Skills development and job creation are among the core goals of the new agreement, De Beers’ Cook stressed. “It can create tens of thousands of new jobs in Botswana,” he assured the summit audience.

Cook also hinted to an extension of the country’s beneficiation programme. While that effort has historically focused on advancing the diamond-cutting and polishing sector, De Beers is now increasing beneficiation “to establish Botswana as a natural jewellery-manufacturing centre” he said.

De Beers will establish a joint venture with one of its sightholders or another partner to create scale jewellery manufacturing that spans the entire value chain, explains the De Beers spokesperson. That includes polishing, jewellery design and manufacturing through to international retail marketing and distribution, he adds.

Masisi believes the increase of supply through ODC will “fast-track the beneficiation for cutting, polishing and manufacturing of jewellery locally,” he said in the state of the nation address. “Our strategy is to increasingly expand diamond jewellery consignments to more markets around the world.”

4. Diamonds for development

All that is part of the broader aim to accelerate Botswana’s economic diversification. To that end, the agreement also facilitates the creation of the Diamonds for Development Fund, whose goal will be to add value to the Botswana economy.

De Beers will contribute BWP 1 billion ($75 million) to the fund up front, and up to BWP 10 billion ($750 million) over the next decade. The fund will identify sectors beyond the diamond value chain that support the government’s national development plan, the fund’s website explains.

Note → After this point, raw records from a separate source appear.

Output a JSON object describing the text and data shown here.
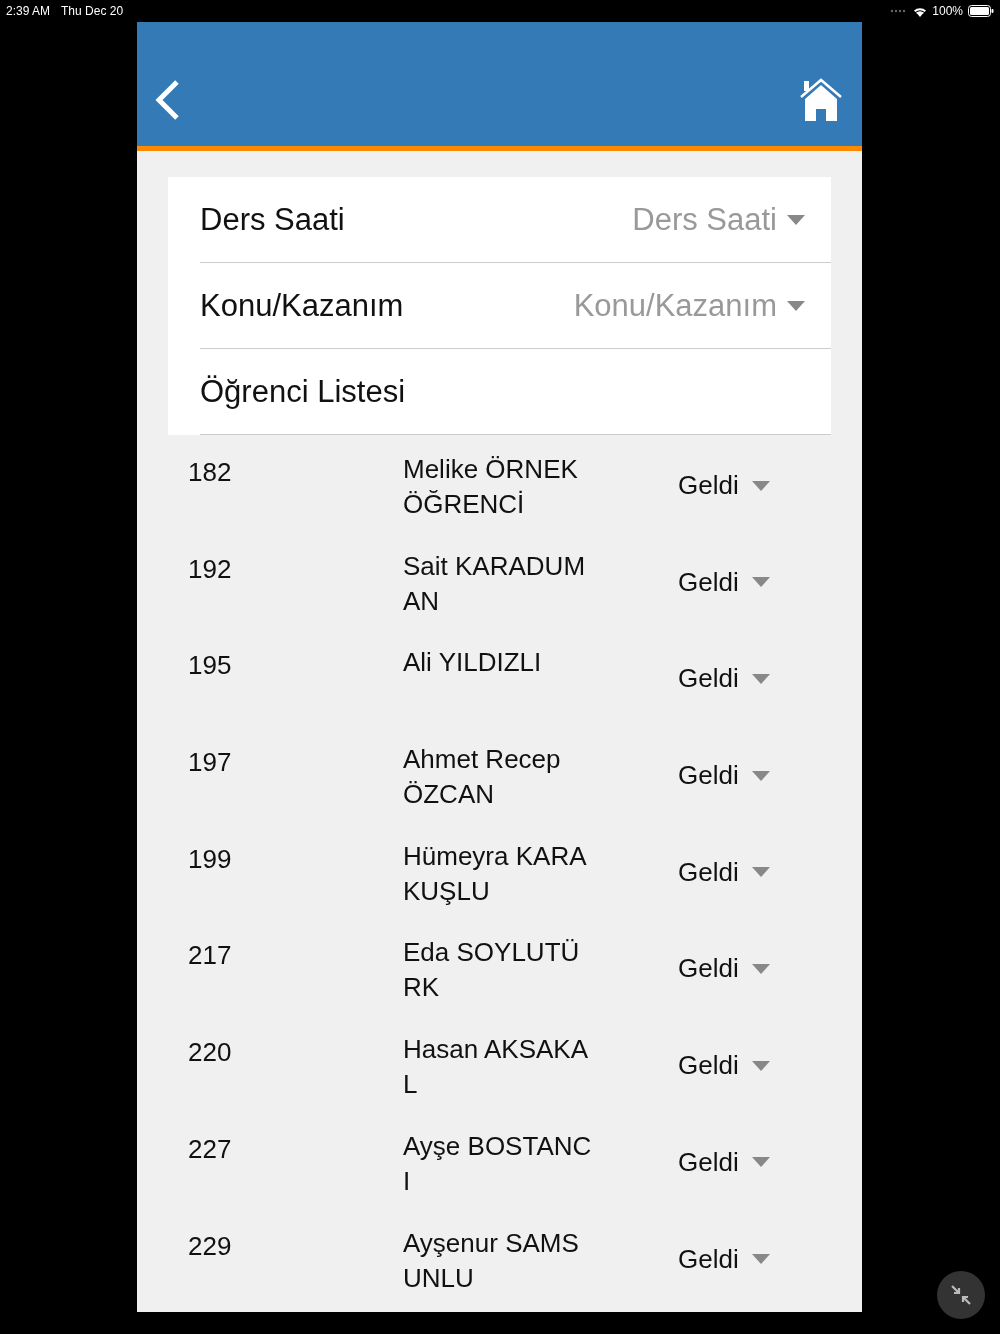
{
  "status_bar": {
    "time": "2:39 AM",
    "date": "Thu Dec 20",
    "battery": "100%"
  },
  "form": [
    {
      "kind": "select",
      "label": "Ders Saati",
      "placeholder": "Ders Saati"
    },
    {
      "kind": "select",
      "label": "Konu/Kazanım",
      "placeholder": "Konu/Kazanım"
    },
    {
      "kind": "heading",
      "label": "Öğrenci Listesi"
    }
  ],
  "students": [
    {
      "number": "182",
      "name": "Melike ÖRNEK\nÖĞRENCİ",
      "status": "Geldi"
    },
    {
      "number": "192",
      "name": "Sait KARADUM\nAN",
      "status": "Geldi"
    },
    {
      "number": "195",
      "name": "Ali YILDIZLI",
      "status": "Geldi"
    },
    {
      "number": "197",
      "name": "Ahmet Recep\nÖZCAN",
      "status": "Geldi"
    },
    {
      "number": "199",
      "name": "Hümeyra KARA\nKUŞLU",
      "status": "Geldi"
    },
    {
      "number": "217",
      "name": "Eda SOYLUTÜ\nRK",
      "status": "Geldi"
    },
    {
      "number": "220",
      "name": "Hasan AKSAKA\nL",
      "status": "Geldi"
    },
    {
      "number": "227",
      "name": "Ayşe BOSTANC\nI",
      "status": "Geldi"
    },
    {
      "number": "229",
      "name": "Ayşenur SAMS\nUNLU",
      "status": "Geldi"
    }
  ]
}
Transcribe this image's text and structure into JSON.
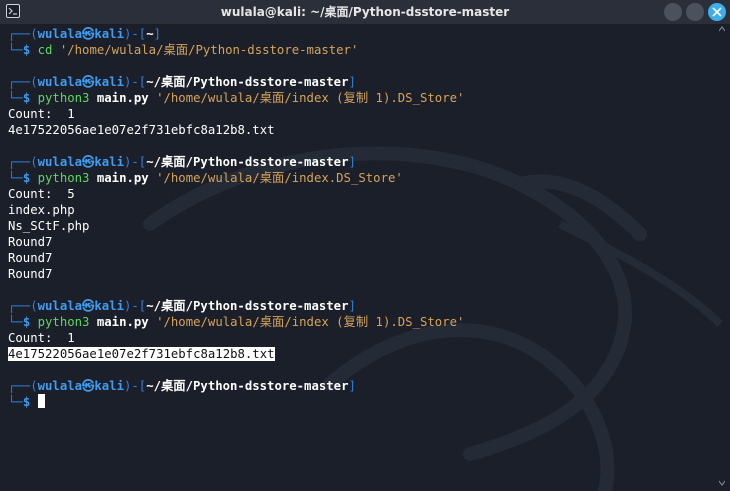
{
  "window": {
    "title": "wulala@kali: ~/桌面/Python-dsstore-master"
  },
  "prompt": {
    "user": "wulala",
    "at": "㉿",
    "host": "kali",
    "symbol": "$"
  },
  "blocks": [
    {
      "path": "~",
      "cmd": "cd",
      "args": "'/home/wulala/桌面/Python-dsstore-master'"
    },
    {
      "path": "~/桌面/Python-dsstore-master",
      "cmd": "python3",
      "script": "main.py",
      "args": "'/home/wulala/桌面/index (复制 1).DS_Store'",
      "output": [
        "Count:  1",
        "4e17522056ae1e07e2f731ebfc8a12b8.txt"
      ]
    },
    {
      "path": "~/桌面/Python-dsstore-master",
      "cmd": "python3",
      "script": "main.py",
      "args": "'/home/wulala/桌面/index.DS_Store'",
      "output": [
        "Count:  5",
        "index.php",
        "Ns_SCtF.php",
        "Round7",
        "Round7",
        "Round7"
      ]
    },
    {
      "path": "~/桌面/Python-dsstore-master",
      "cmd": "python3",
      "script": "main.py",
      "args": "'/home/wulala/桌面/index (复制 1).DS_Store'",
      "output": [
        "Count:  1",
        "4e17522056ae1e07e2f731ebfc8a12b8.txt"
      ]
    },
    {
      "path": "~/桌面/Python-dsstore-master"
    }
  ],
  "colors": {
    "prompt_frame": "#2f7ed8",
    "user_host": "#3f9cf0",
    "command": "#5fd75f",
    "argument": "#d7a35a",
    "close_button": "#3daee9"
  },
  "icons": [
    "terminal-icon",
    "minimize-icon",
    "maximize-icon",
    "close-icon",
    "kali-dragon-watermark"
  ]
}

Cook expects it will be the most enduring and impactful part of the new agreement. At the end of the day, he emphasised, the deal aimed to support the vision of the government’s goal “to look beyond mining and beyond natural resources to grow sustainably the prosperity of the people of Botswana for decades to come.”

By doing so, Botswana can be a catalyst for development across the diamond industry, Cook highlighted.

“While Botswana’s diamond dream has been built by diamonds over decades, in the future the global diamond dream will be built by Botswana,” he stressed. 

“The strong foundations of Botswana will underpin that evolution and its evolution to become the world’s most important diamond nation.”